MENGUPAS KOMPLEKSITAS REKAPITULASI DI TINGKAT KECAMATAN PADA PEMILU 2019
Lewat tulisan ini, penulis mencoba menguraikan dan mereview proses rekapitulasi pada Pemilu Serentak 2019 khususnya ditingkat kecamatan. Sama-sama kita ketahui, sesuai UU Nomor 7 Tahun 2017 pasca pelaksanaan pemungutan dan penghitungan di Tempat Pemungutan Suara (TPS) maka proses selanjutnya beralih di tingkat kecamatan.
Pada proses rekapitulasi di tingkat Kecamatan, ada beberapa hal menarik yang bisa dicermati, pertama, rekapitulasi di Kecamatan menuntut ketersediaan tempat yang luas, memadai dan representatif. Ketersediaan ruangan yang cukup diperlukan dalam rangka menampung atau menyimpan kotak suara dari semua TPS dari seluruh wilayah di kecamatan tersebut. Kedua, pelaksanaan rekapitulasi harus dilaksanakan dengan metode lebih dari satu panel untuk mempercepat dan mengefisiensikan waktu. Hal ini tentu kembali berimbas pada ketersediaan tempat, baik untuk kotak suara maupun untuk panel yang dibuat.
Ketiga, membludaknya massa dari simpatisan partai politik dan peserta pemilu, saksi, pengurus partai dan masyarakat umum yang ingin menyaksikan rakapitulasi. Kondisi ini tentu harus disikapi dengan penambahan pengamanan dan tentunya juga berimbas pada membengkaknya anggaran yang dikeluarkan. Keempat, dengan hiruk pikuk proses yang berlangsung, membuat penyelesaian permasalahan rekapitulasi justru kurang terkoordinasikan dengan baik. Kelima, rekapitulasi di kecamatan cukup menyita waktu dan pikiran karena mengakumulasi sekaligus menyelesaikan permasalah-permasalahan yang datang dari TPS. Dan yang terakhir (keenam) beban administrasi yang luar biasa banyak.
Beberapa hal tersebut menarik untuk dianalisa agar proses rekapitulasi untuk tingkat kecamatan lebih baik di pemilu berikutnya. Termasuk juga bagaimana mereview sistem rekap manual yang diwacanakan akan berganti menjadi berbasis elektronik e-rekap.
Sistem Rekapitulasi Pemilu 2014
Pada Pemilu 2014 sistem pemilu yang digunakan mengacu pada Undang-undang (UU) No 2/2008-No 2/2011, UU No 15/2011 dan UU No 8/2012. Sistem rekapitulasi dilaksanakan berjenjang mulai dari TPS dilanjutkan tingkat kelurahan oleh PPS dibantu KPPS yang dipilih dengan peserta para saksi partai politik dan calon, PPL, PTPS dan undangan.

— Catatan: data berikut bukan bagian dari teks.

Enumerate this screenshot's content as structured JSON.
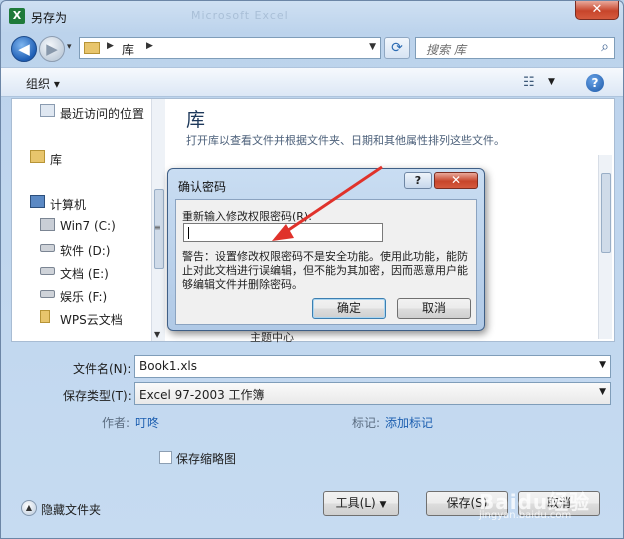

Usai dari sana rekapitulasi dilaksanakan ditingkat kecamatan oleh PPK dibantu oleh PPS dengan peserta saksi partai politik dan calon, panwascam, PPL dan undangan. Setelahnya naik satu tingkat rakapitulasi untuk kabupaten/kota yang dilaksanakan oleh KPU kab/kota dibantu PPK dengan peserta para saksi partai politik dan calon, panwas kota, panwascam dan undangan.
Pada Pemilu 2014 rekapitulasi ditingkat kelurahan merekap C-1 dari setiap TPS. Segala permasalahan di TPS akan selesai sesuai tahapannya dan baru berlanjut ke tingkat kecamatan atau PPK dan seterusnya sampai tingkat nasional.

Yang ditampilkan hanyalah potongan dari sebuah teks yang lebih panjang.